Saturday, December 9, 2006
© Copyright 2014
Gwinnett Daily Post
SAN JOSE, Calif. - Investors have largely shrugged off Hewlett-Packard Co.'s boardroom spying scandal, dismissing the brouhaha surrounding the company as immaterial to its day-to-day operations and stellar earnings growth in recent months.
That was true again on Thursday, when HP's stock price remained largely unmoved after the company and the state Attorney General Bill Lockyer announced that HP would pay $14.5 million to settle a civil claim centered on the dicey tactics used in the investigation.
HP's stock, which has actually gained around 9 percent since the probe was disclosed in a regulatory filing, fell just 24 cents to $39.62 in morning trading on the New York Stock Exchange on Friday.

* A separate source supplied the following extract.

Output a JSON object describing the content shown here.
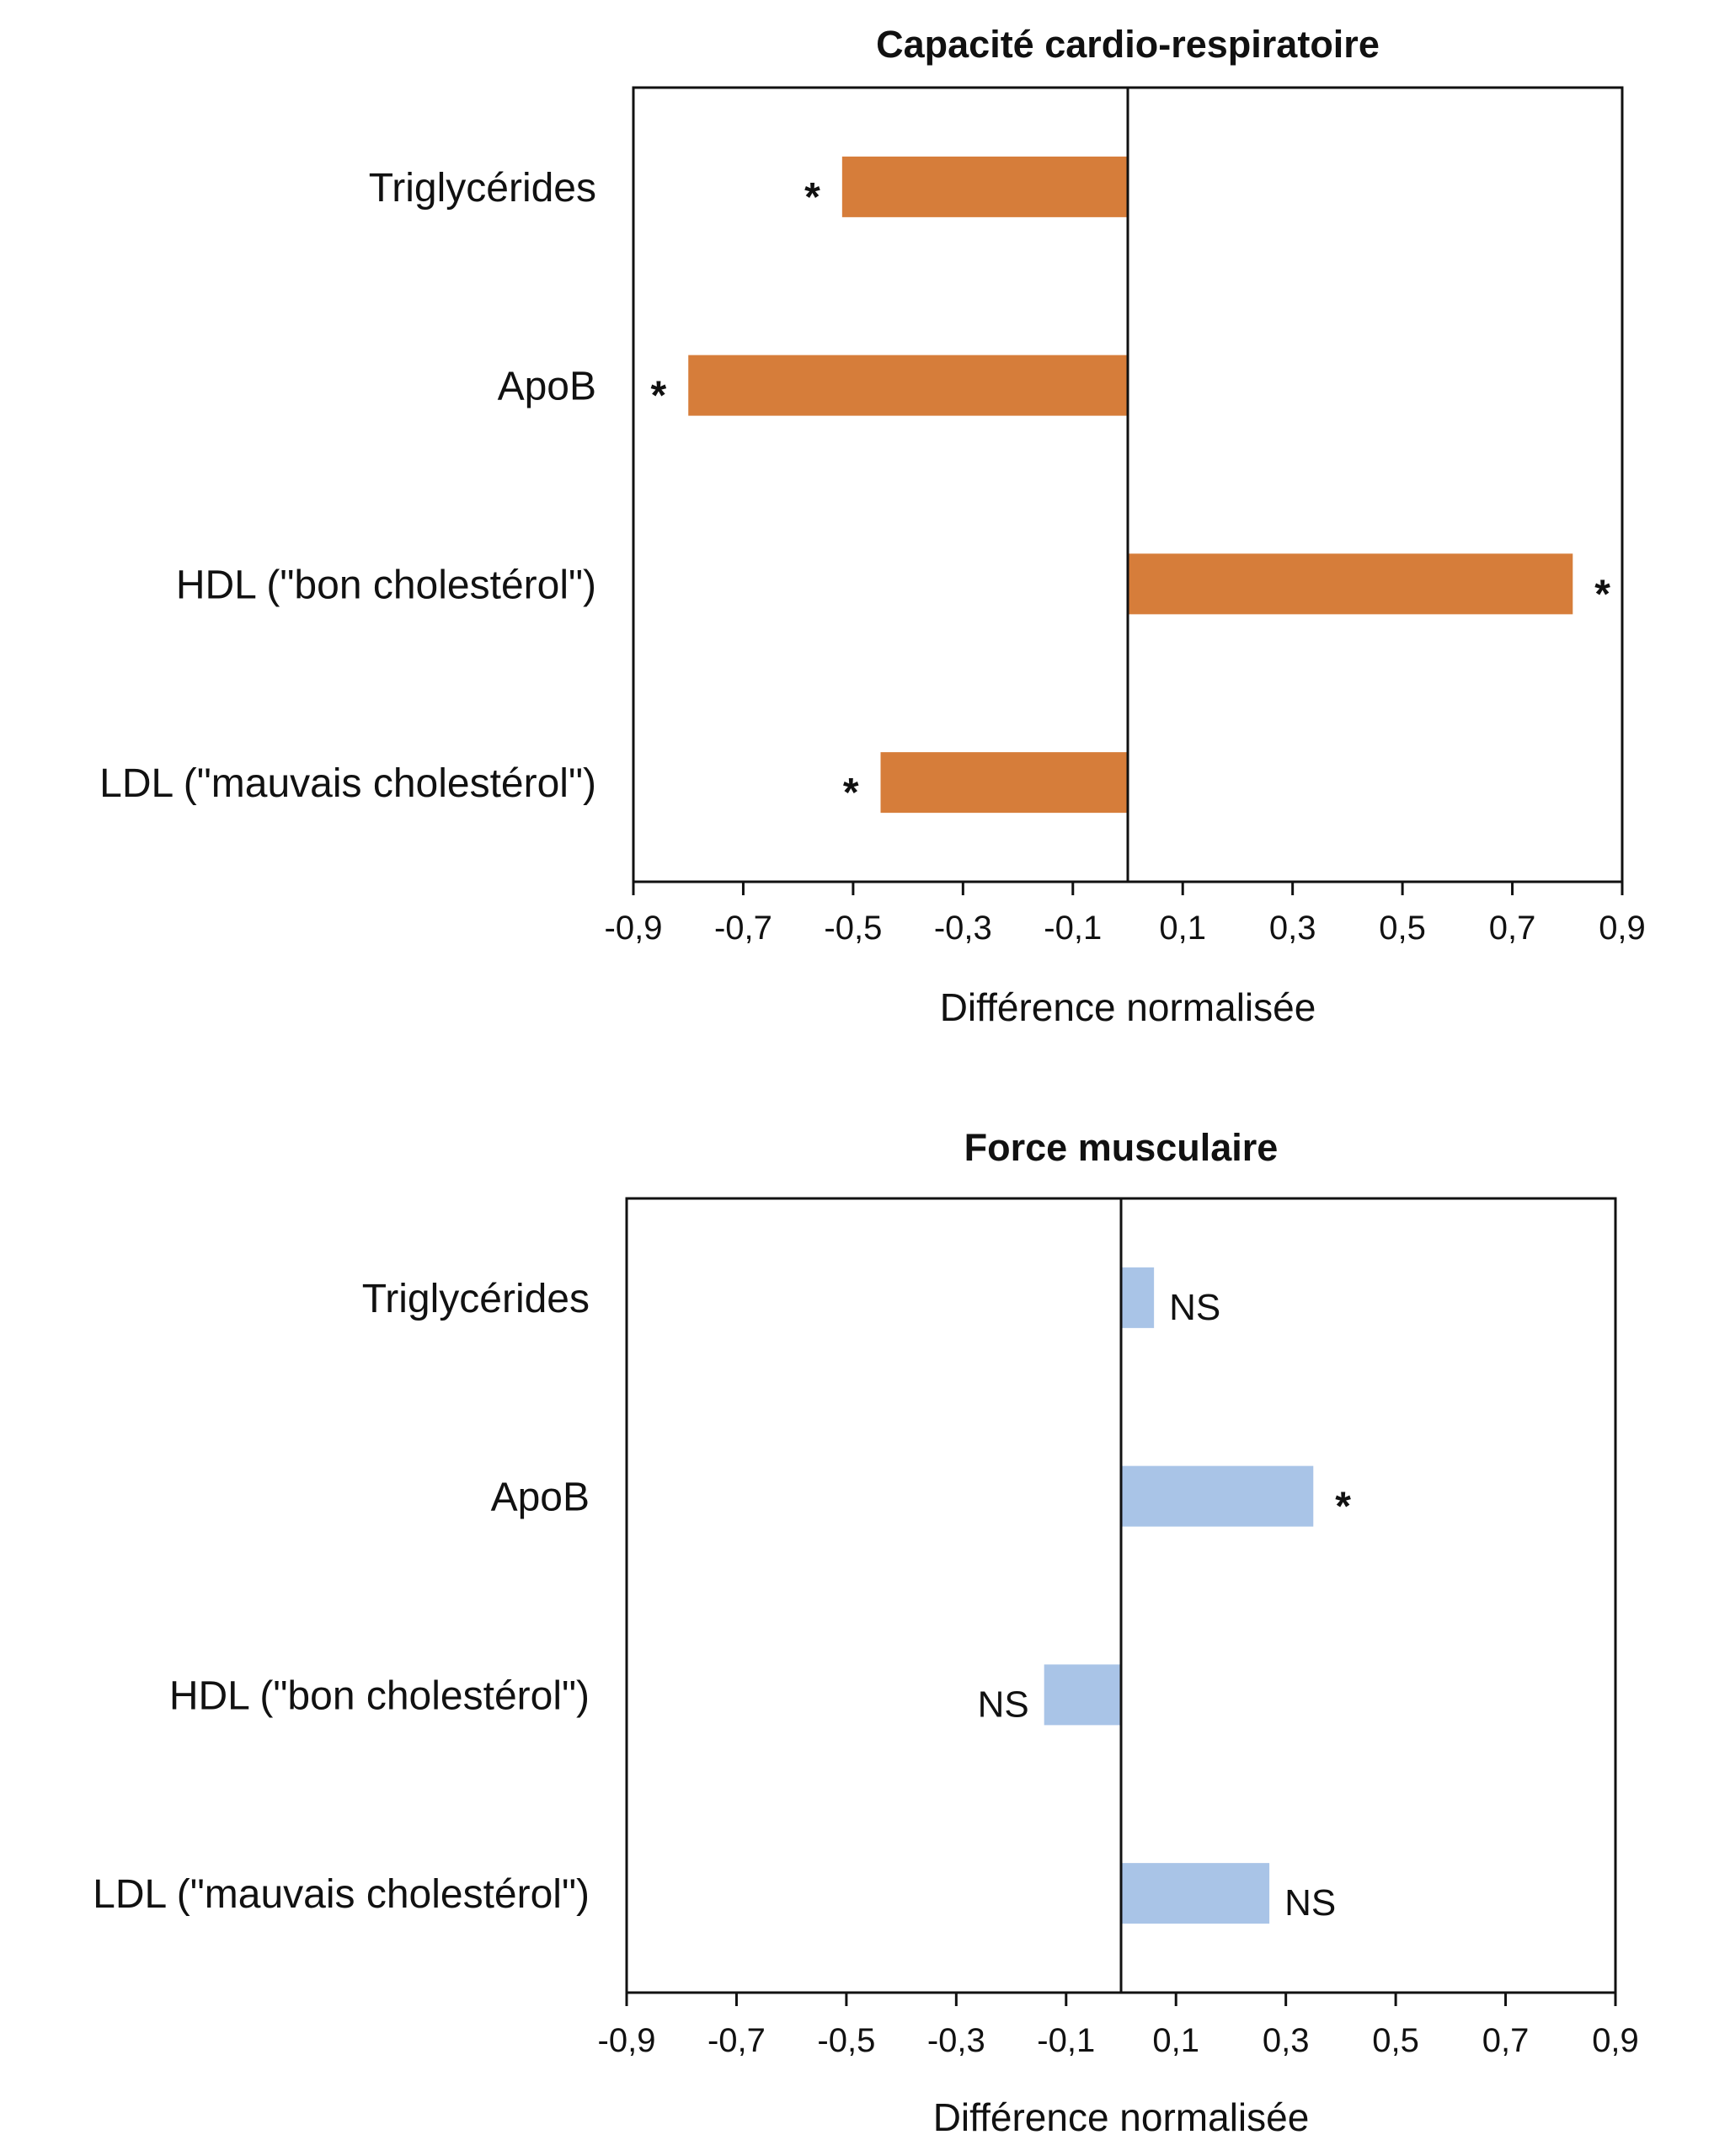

Details of the agreement were announced after the market closed.
Analysts said the penalty was relatively minor and would go a long way toward assuaging fears among skittish investors.

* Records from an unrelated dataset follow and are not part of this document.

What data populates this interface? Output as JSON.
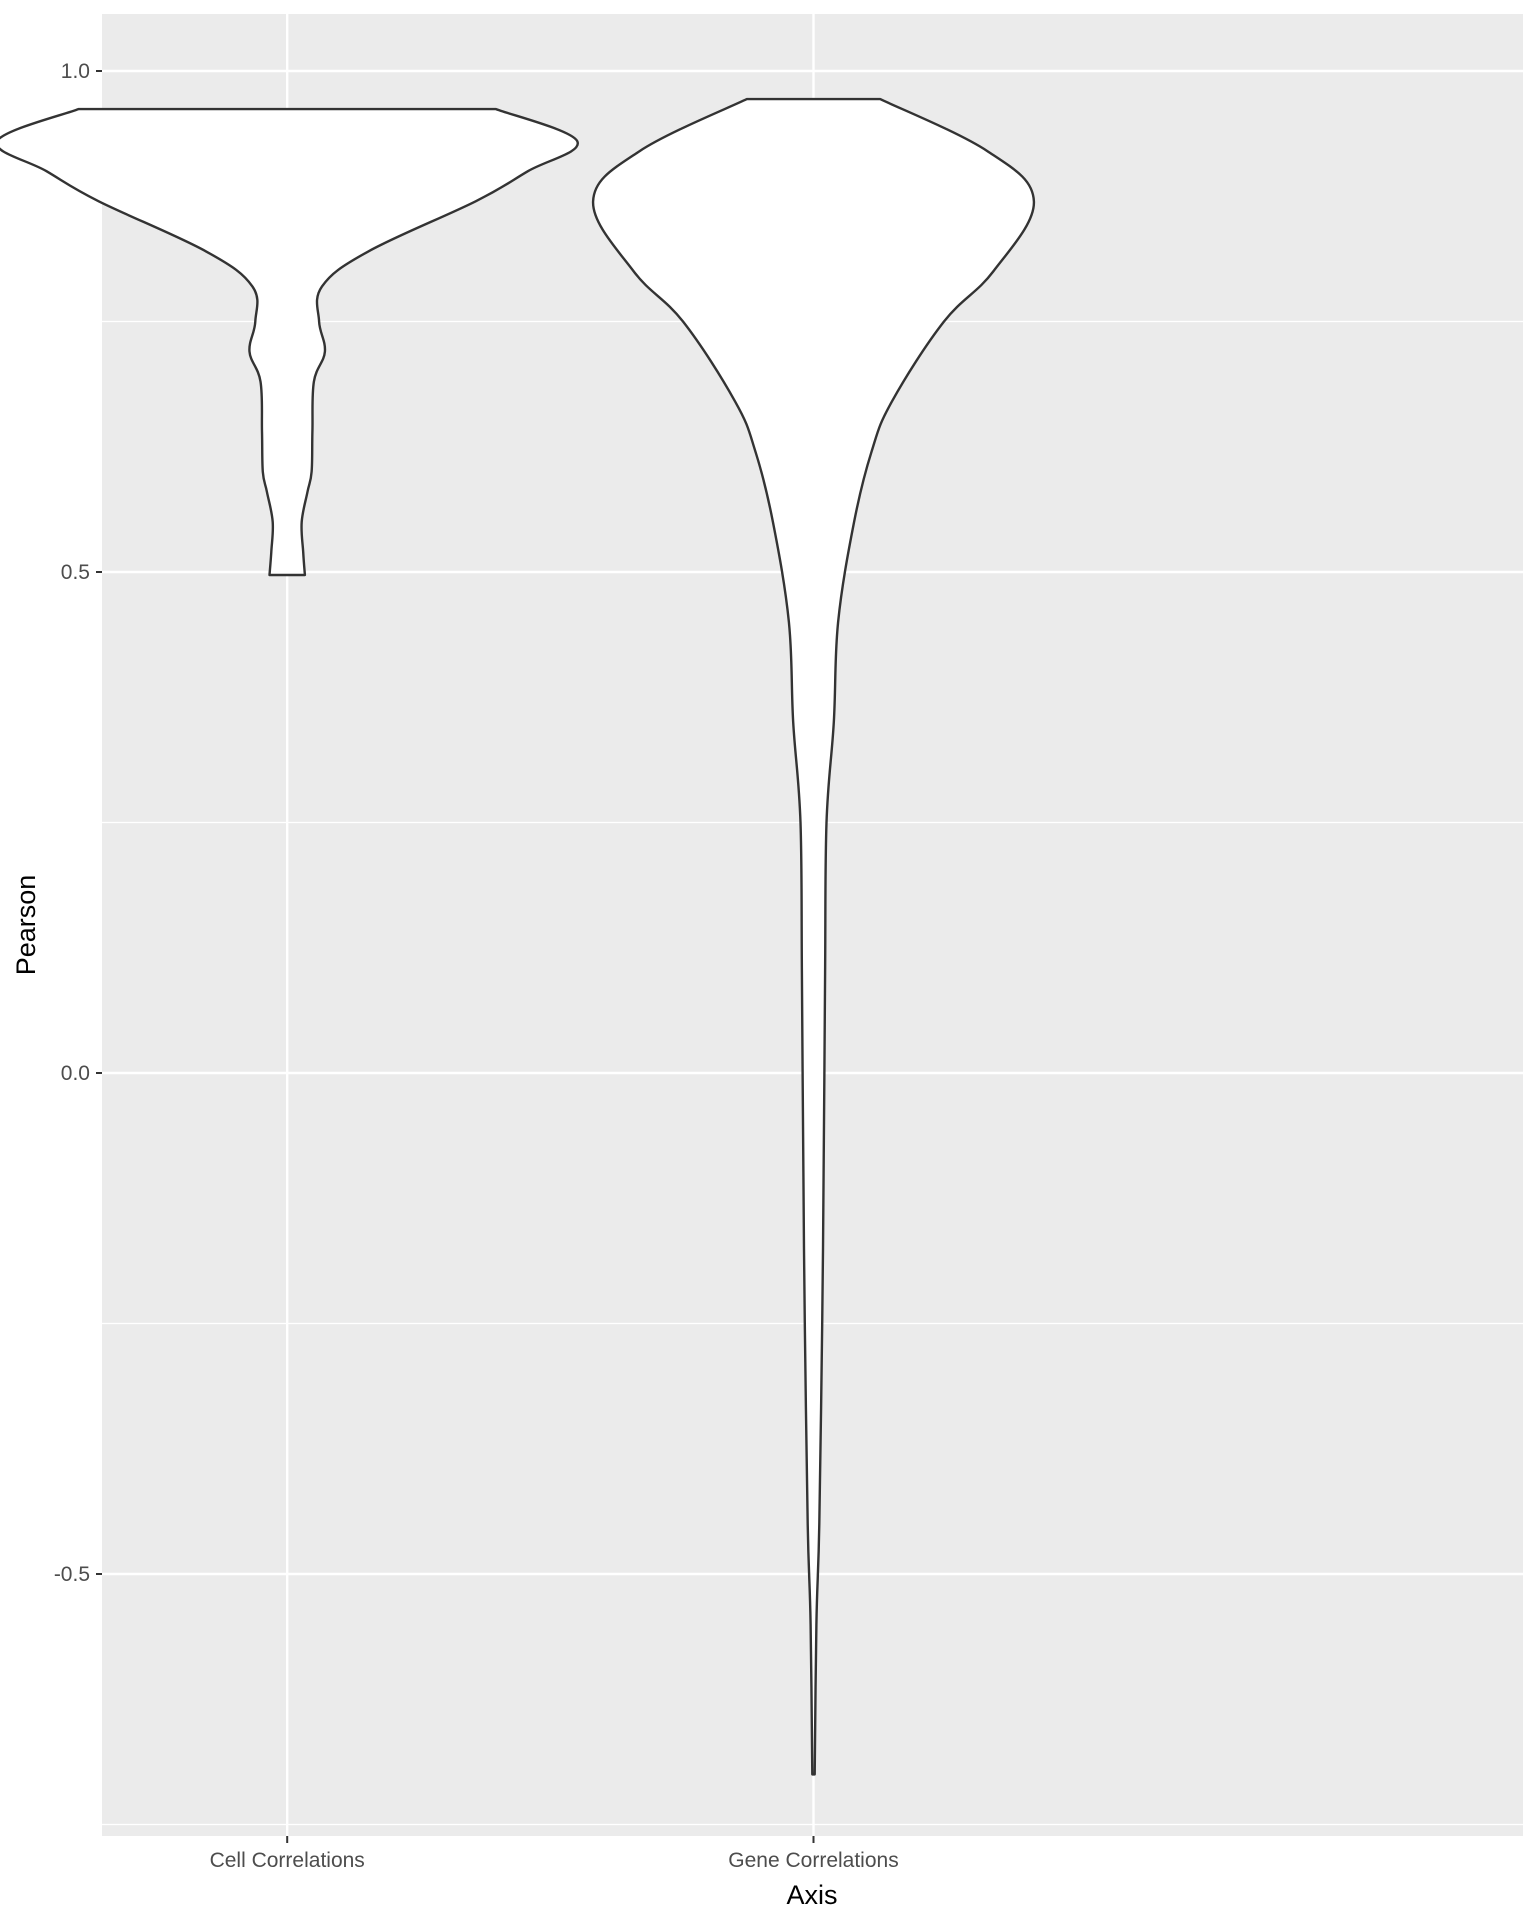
{
  "chart_data": {
    "type": "violin",
    "xlabel": "Axis",
    "ylabel": "Pearson",
    "categories": [
      "Cell Correlations",
      "Gene Correlations"
    ],
    "y_ticks": [
      {
        "value": 1.0,
        "label": "1.0"
      },
      {
        "value": 0.5,
        "label": "0.5"
      },
      {
        "value": 0.0,
        "label": "0.0"
      },
      {
        "value": -0.5,
        "label": "-0.5"
      }
    ],
    "ylim": [
      -0.76,
      1.056
    ],
    "grid": true,
    "background": "#ebebeb",
    "grid_color": "#ffffff",
    "violin_fill": "#ffffff",
    "violin_outline": "#333333",
    "series": [
      {
        "category": "Cell Correlations",
        "y_min": 0.497,
        "y_max": 0.962,
        "density_profile": [
          {
            "y": 0.497,
            "w": 0.061
          },
          {
            "y": 0.52,
            "w": 0.055
          },
          {
            "y": 0.55,
            "w": 0.05
          },
          {
            "y": 0.58,
            "w": 0.07
          },
          {
            "y": 0.6,
            "w": 0.084
          },
          {
            "y": 0.64,
            "w": 0.087
          },
          {
            "y": 0.69,
            "w": 0.092
          },
          {
            "y": 0.72,
            "w": 0.13
          },
          {
            "y": 0.75,
            "w": 0.11
          },
          {
            "y": 0.785,
            "w": 0.12
          },
          {
            "y": 0.82,
            "w": 0.28
          },
          {
            "y": 0.87,
            "w": 0.65
          },
          {
            "y": 0.9,
            "w": 0.83
          },
          {
            "y": 0.93,
            "w": 1.0
          },
          {
            "y": 0.962,
            "w": 0.72
          }
        ]
      },
      {
        "category": "Gene Correlations",
        "y_min": -0.7,
        "y_max": 0.972,
        "density_profile": [
          {
            "y": -0.7,
            "w": 0.004
          },
          {
            "y": -0.55,
            "w": 0.01
          },
          {
            "y": -0.45,
            "w": 0.02
          },
          {
            "y": -0.25,
            "w": 0.03
          },
          {
            "y": -0.1,
            "w": 0.035
          },
          {
            "y": 0.1,
            "w": 0.04
          },
          {
            "y": 0.25,
            "w": 0.045
          },
          {
            "y": 0.35,
            "w": 0.07
          },
          {
            "y": 0.45,
            "w": 0.085
          },
          {
            "y": 0.55,
            "w": 0.14
          },
          {
            "y": 0.62,
            "w": 0.2
          },
          {
            "y": 0.67,
            "w": 0.27
          },
          {
            "y": 0.75,
            "w": 0.45
          },
          {
            "y": 0.8,
            "w": 0.62
          },
          {
            "y": 0.87,
            "w": 0.76
          },
          {
            "y": 0.92,
            "w": 0.6
          },
          {
            "y": 0.972,
            "w": 0.23
          }
        ]
      }
    ]
  }
}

''It looks like they got off pretty easy, and that this is actually going to be a good thing for HP,'' said Roger Kay, who follows the company as president of market research firm Endpoint Technologies Associates. ''It looks like they're in control of their destiny and have put at least some of this behind them.''
The lawsuit accused the company of unfair business practices in its crusade to unmask the source of boardroom leaks to the news media.
The vast majority of the settlement - $13.5 million - will fund state and local investigations into privacy rights and intellectual property violations, according to the lawsuit and settlement filed simultaneously in Santa Clara County Superior Court.
The lawsuit marks the first civil case brought by authorities against Palo Alto-based HP for the scandal that erupted in September and led to criminal charges against former chairwoman Patricia Dunn and four others.